On cooling his burning blood with the “hydraulics,” he again lay down with the intention of composing himself for another sleep; but his eye having noticed the novelty of his situation, he once more called Nancy.

“Nancy avourneen,” he inquired, “will you be afther resolving me one single proposition.—Where am I at the present spaking? Is it in the Siminary at home, Nancy?” Nancy, in the mean time, had been desired to answer in the affirmative, hoping that if his mind was made easy on that point, he might refresh himself by another hour or two's sleep, as he appeared to be not at all free from the effects of his previous intoxication.

“Why, Mat, jewel, where else could you be, alannah, but at home? Sure isn't here Jack, an' Biddy, an' myself, Mat, agra, along wid me. Your head isn't well, but all you want is a good rousin' sleep.”

“Very well, Nancy; very well, that's enough—quite satisfactory—quod erat demonstrandum. May all kinds of bad luck rest upon the Findramore boys, any way! The unlucky vagabonds—I'm the third they've done up.

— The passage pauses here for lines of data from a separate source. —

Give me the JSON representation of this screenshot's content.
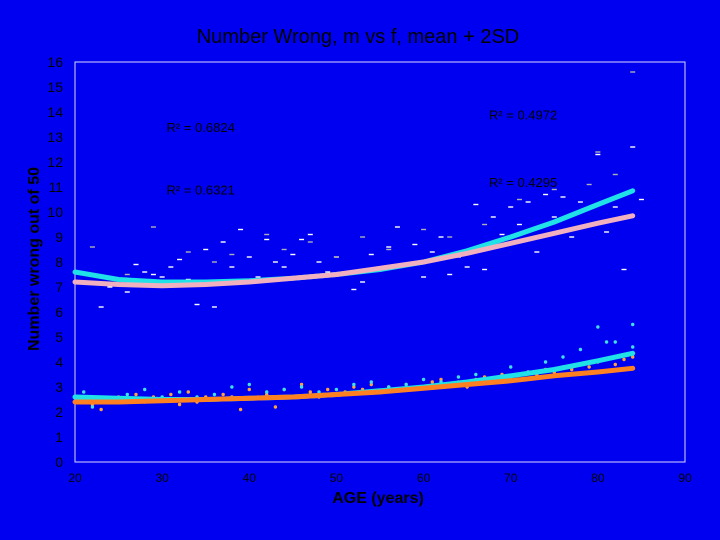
{
  "chart_data": {
    "type": "scatter",
    "title": "Number Wrong, m vs f, mean + 2SD",
    "xlabel": "AGE (years)",
    "ylabel": "Number wrong out of 50",
    "xlim": [
      20,
      90
    ],
    "ylim": [
      0,
      16
    ],
    "x_ticks": [
      "20",
      "30",
      "40",
      "50",
      "60",
      "70",
      "80",
      "90"
    ],
    "y_ticks": [
      "0",
      "1",
      "2",
      "3",
      "4",
      "5",
      "6",
      "7",
      "8",
      "9",
      "10",
      "11",
      "12",
      "13",
      "14",
      "15",
      "16"
    ],
    "grid": false,
    "background_color": "#0000f0",
    "plot_color": "#0000f0",
    "series": [
      {
        "color": "#ffffff",
        "marker": "dash",
        "points": [
          [
            21,
            7.2
          ],
          [
            23,
            6.2
          ],
          [
            24,
            7.0
          ],
          [
            25,
            7.3
          ],
          [
            26,
            6.8
          ],
          [
            27,
            7.9
          ],
          [
            28,
            7.6
          ],
          [
            29,
            7.5
          ],
          [
            30,
            7.4
          ],
          [
            31,
            7.8
          ],
          [
            32,
            8.1
          ],
          [
            33,
            7.3
          ],
          [
            34,
            6.3
          ],
          [
            35,
            8.5
          ],
          [
            36,
            6.2
          ],
          [
            37,
            8.8
          ],
          [
            38,
            7.8
          ],
          [
            39,
            9.3
          ],
          [
            40,
            8.2
          ],
          [
            41,
            7.4
          ],
          [
            42,
            8.9
          ],
          [
            43,
            8.0
          ],
          [
            44,
            7.8
          ],
          [
            45,
            8.3
          ],
          [
            46,
            8.9
          ],
          [
            47,
            9.1
          ],
          [
            48,
            8.0
          ],
          [
            49,
            7.6
          ],
          [
            50,
            8.2
          ],
          [
            51,
            7.5
          ],
          [
            52,
            6.9
          ],
          [
            53,
            7.2
          ],
          [
            54,
            8.3
          ],
          [
            55,
            7.8
          ],
          [
            56,
            8.6
          ],
          [
            57,
            9.4
          ],
          [
            58,
            7.9
          ],
          [
            59,
            8.7
          ],
          [
            60,
            7.4
          ],
          [
            61,
            8.4
          ],
          [
            62,
            9.0
          ],
          [
            63,
            7.5
          ],
          [
            64,
            8.2
          ],
          [
            65,
            7.8
          ],
          [
            66,
            10.3
          ],
          [
            67,
            7.7
          ],
          [
            68,
            9.8
          ],
          [
            69,
            9.1
          ],
          [
            70,
            10.2
          ],
          [
            71,
            9.5
          ],
          [
            72,
            10.4
          ],
          [
            73,
            8.4
          ],
          [
            74,
            10.7
          ],
          [
            75,
            9.8
          ],
          [
            76,
            10.6
          ],
          [
            77,
            9.0
          ],
          [
            78,
            10.4
          ],
          [
            79,
            9.5
          ],
          [
            80,
            12.3
          ],
          [
            81,
            9.2
          ],
          [
            82,
            10.2
          ],
          [
            83,
            7.7
          ],
          [
            84,
            12.6
          ],
          [
            85,
            10.5
          ]
        ]
      },
      {
        "color": "#b0b0b0",
        "marker": "dash",
        "points": [
          [
            22,
            8.6
          ],
          [
            26,
            7.5
          ],
          [
            29,
            9.4
          ],
          [
            33,
            8.4
          ],
          [
            36,
            8.0
          ],
          [
            38,
            8.3
          ],
          [
            42,
            9.1
          ],
          [
            44,
            8.5
          ],
          [
            47,
            8.8
          ],
          [
            50,
            8.2
          ],
          [
            53,
            9.0
          ],
          [
            56,
            8.5
          ],
          [
            60,
            9.3
          ],
          [
            63,
            9.0
          ],
          [
            67,
            9.5
          ],
          [
            71,
            10.5
          ],
          [
            75,
            10.9
          ],
          [
            79,
            11.1
          ],
          [
            80,
            12.4
          ],
          [
            82,
            11.5
          ],
          [
            84,
            15.6
          ]
        ]
      },
      {
        "color": "#ffa040",
        "marker": "dot",
        "points": [
          [
            21,
            2.5
          ],
          [
            22,
            2.3
          ],
          [
            23,
            2.1
          ],
          [
            24,
            2.4
          ],
          [
            25,
            2.6
          ],
          [
            26,
            2.5
          ],
          [
            27,
            2.7
          ],
          [
            28,
            2.4
          ],
          [
            29,
            2.6
          ],
          [
            30,
            2.5
          ],
          [
            31,
            2.7
          ],
          [
            32,
            2.3
          ],
          [
            33,
            2.8
          ],
          [
            34,
            2.4
          ],
          [
            35,
            2.6
          ],
          [
            36,
            2.5
          ],
          [
            37,
            2.7
          ],
          [
            38,
            2.6
          ],
          [
            39,
            2.1
          ],
          [
            40,
            2.9
          ],
          [
            41,
            2.6
          ],
          [
            42,
            2.7
          ],
          [
            43,
            2.2
          ],
          [
            44,
            2.9
          ],
          [
            45,
            2.6
          ],
          [
            46,
            3.1
          ],
          [
            47,
            2.8
          ],
          [
            48,
            2.6
          ],
          [
            49,
            2.9
          ],
          [
            50,
            2.7
          ],
          [
            51,
            2.8
          ],
          [
            52,
            3.0
          ],
          [
            53,
            2.9
          ],
          [
            54,
            3.1
          ],
          [
            55,
            2.8
          ],
          [
            56,
            3.0
          ],
          [
            57,
            2.9
          ],
          [
            58,
            3.1
          ],
          [
            59,
            2.9
          ],
          [
            60,
            3.0
          ],
          [
            61,
            3.2
          ],
          [
            62,
            3.3
          ],
          [
            63,
            3.1
          ],
          [
            64,
            3.2
          ],
          [
            65,
            3.0
          ],
          [
            66,
            3.3
          ],
          [
            67,
            3.4
          ],
          [
            68,
            3.2
          ],
          [
            69,
            3.5
          ],
          [
            70,
            3.4
          ],
          [
            71,
            3.3
          ],
          [
            72,
            3.6
          ],
          [
            73,
            3.5
          ],
          [
            74,
            3.7
          ],
          [
            75,
            3.6
          ],
          [
            76,
            3.8
          ],
          [
            77,
            3.7
          ],
          [
            78,
            3.9
          ],
          [
            79,
            3.8
          ],
          [
            80,
            4.0
          ],
          [
            82,
            3.9
          ],
          [
            83,
            4.1
          ],
          [
            84,
            4.2
          ]
        ]
      },
      {
        "color": "#40e0e8",
        "marker": "dot",
        "points": [
          [
            21,
            2.8
          ],
          [
            22,
            2.2
          ],
          [
            24,
            2.5
          ],
          [
            26,
            2.7
          ],
          [
            28,
            2.9
          ],
          [
            30,
            2.6
          ],
          [
            32,
            2.8
          ],
          [
            34,
            2.6
          ],
          [
            36,
            2.7
          ],
          [
            38,
            3.0
          ],
          [
            40,
            3.1
          ],
          [
            42,
            2.8
          ],
          [
            44,
            2.9
          ],
          [
            46,
            3.0
          ],
          [
            48,
            2.8
          ],
          [
            50,
            2.9
          ],
          [
            52,
            3.1
          ],
          [
            54,
            3.2
          ],
          [
            56,
            3.0
          ],
          [
            58,
            3.1
          ],
          [
            60,
            3.3
          ],
          [
            62,
            3.2
          ],
          [
            64,
            3.4
          ],
          [
            66,
            3.5
          ],
          [
            68,
            3.3
          ],
          [
            70,
            3.8
          ],
          [
            72,
            3.6
          ],
          [
            74,
            4.0
          ],
          [
            76,
            4.2
          ],
          [
            78,
            4.5
          ],
          [
            80,
            5.4
          ],
          [
            81,
            4.8
          ],
          [
            82,
            4.8
          ],
          [
            84,
            5.5
          ],
          [
            84,
            4.6
          ]
        ]
      },
      {
        "color": "#20e0e8",
        "marker": "curve",
        "fit": [
          [
            20,
            7.6
          ],
          [
            25,
            7.3
          ],
          [
            30,
            7.2
          ],
          [
            35,
            7.2
          ],
          [
            40,
            7.25
          ],
          [
            45,
            7.35
          ],
          [
            50,
            7.5
          ],
          [
            55,
            7.7
          ],
          [
            60,
            8.0
          ],
          [
            65,
            8.45
          ],
          [
            70,
            9.0
          ],
          [
            75,
            9.6
          ],
          [
            80,
            10.3
          ],
          [
            84,
            10.85
          ]
        ]
      },
      {
        "color": "#f0b0c0",
        "marker": "curve",
        "fit": [
          [
            20,
            7.2
          ],
          [
            25,
            7.1
          ],
          [
            30,
            7.05
          ],
          [
            35,
            7.1
          ],
          [
            40,
            7.2
          ],
          [
            45,
            7.35
          ],
          [
            50,
            7.5
          ],
          [
            55,
            7.75
          ],
          [
            60,
            8.0
          ],
          [
            65,
            8.35
          ],
          [
            70,
            8.75
          ],
          [
            75,
            9.15
          ],
          [
            80,
            9.55
          ],
          [
            84,
            9.85
          ]
        ]
      },
      {
        "color": "#20e0e8",
        "marker": "curve",
        "fit": [
          [
            20,
            2.6
          ],
          [
            25,
            2.55
          ],
          [
            30,
            2.5
          ],
          [
            35,
            2.5
          ],
          [
            40,
            2.55
          ],
          [
            45,
            2.6
          ],
          [
            50,
            2.7
          ],
          [
            55,
            2.85
          ],
          [
            60,
            3.0
          ],
          [
            65,
            3.2
          ],
          [
            70,
            3.45
          ],
          [
            75,
            3.7
          ],
          [
            80,
            4.05
          ],
          [
            84,
            4.35
          ]
        ]
      },
      {
        "color": "#ff8020",
        "marker": "curve",
        "fit": [
          [
            20,
            2.4
          ],
          [
            25,
            2.4
          ],
          [
            30,
            2.45
          ],
          [
            35,
            2.5
          ],
          [
            40,
            2.55
          ],
          [
            45,
            2.6
          ],
          [
            50,
            2.7
          ],
          [
            55,
            2.8
          ],
          [
            60,
            2.95
          ],
          [
            65,
            3.1
          ],
          [
            70,
            3.25
          ],
          [
            75,
            3.45
          ],
          [
            80,
            3.6
          ],
          [
            84,
            3.75
          ]
        ]
      }
    ],
    "annotations": [
      {
        "text": "R² = 0.6824",
        "x": 30.5,
        "y": 13.2
      },
      {
        "text": "R² = 0.4972",
        "x": 67.5,
        "y": 13.7
      },
      {
        "text": "R² = 0.6321",
        "x": 30.5,
        "y": 10.7
      },
      {
        "text": "R² = 0.4295",
        "x": 67.5,
        "y": 11.0
      }
    ]
  }
}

Nancy, off wid ye, like quicksilver for the priest.”

“The priest! Why, Mat, jewel, what puts that into your head? Sure, there's nothing wrong wid ye, only the sup o' drink you tuck yesterday.”

“Go, woman,” said Mat; “did you ever know me to make a wrong calculation—I tell you I'm non compos mentis from head to heel. Head! by my sowl, Nancy, it'll soon be a capui mortuum wid me—I'm far gone in a disease they call an opthical delusion—the devil a thing less it is—me bein' in my own place, an' to think I'm lyin' in a settle bed; that there is a large dresser, covered wid pewter dishes and plates; and to crown all, the door on the wrong side of the house! Off wid ye, and tell his Reverence that I want to be anointed, and to die in pace and charity wid all men. May the most especial kind of bad luck light down upon you, Findramore, and all that's in you, both man and baste—you have given me my gruel along wid the rest; but, thank God, you won't hang me, any how! Off, Nancy, for the priest, till I die like a Christhan, in pace and forgiveness wid the world;—all kinds of hard fortune to them! Make haste, woman, if you expect me to die like a Christhan. If they had let me alone till I'd publish to the world my Treatise upon Conic Sections—but to be cut off on my march to fame! another draught of the hydraulics, Nancy, an' then for the priest—But see, bring Father Connell, the curate, for he understands something about Matthew-maticks; an' never heed Father Roger, for divil a thing he knows about them, not even the difference between a right line and a curve—in the page of histhory, to his everlasting disgrace, be the same recorded!”

“Mat,” replied Nancy, scarcely preserving her gravity, “keep yourself from talkin', an' fall asleep, then you'll be well enough.”

“Is there e'er a sup at all in the house?” said Mat; “if there is, let me get it; for there's an ould proverb, though it's a most unmathematical axiom as ever was invinted—'try a hair of the same dog that bit you;' give me a glass, Nancy, an' you can go for Father Connell after. Oh, by the sowl of Isaac, that invented fluxions, what's this for?”

A general burst-of laughter followed this demand and ejaculation; and Mat sat up once more in the settle, and examined the place with keener scrutiny. Nancy herself laughed heartily; and, as she handed him the full glass, entered into an explanation of the circumstances attending his translation. Mat, at all times rather of pliant disposition, felt rejoiced on finding that he was still compos mentis; and on hearing what took place, he could not help entering into the humor of the enterprise, at which he laughed as heartily as any of them.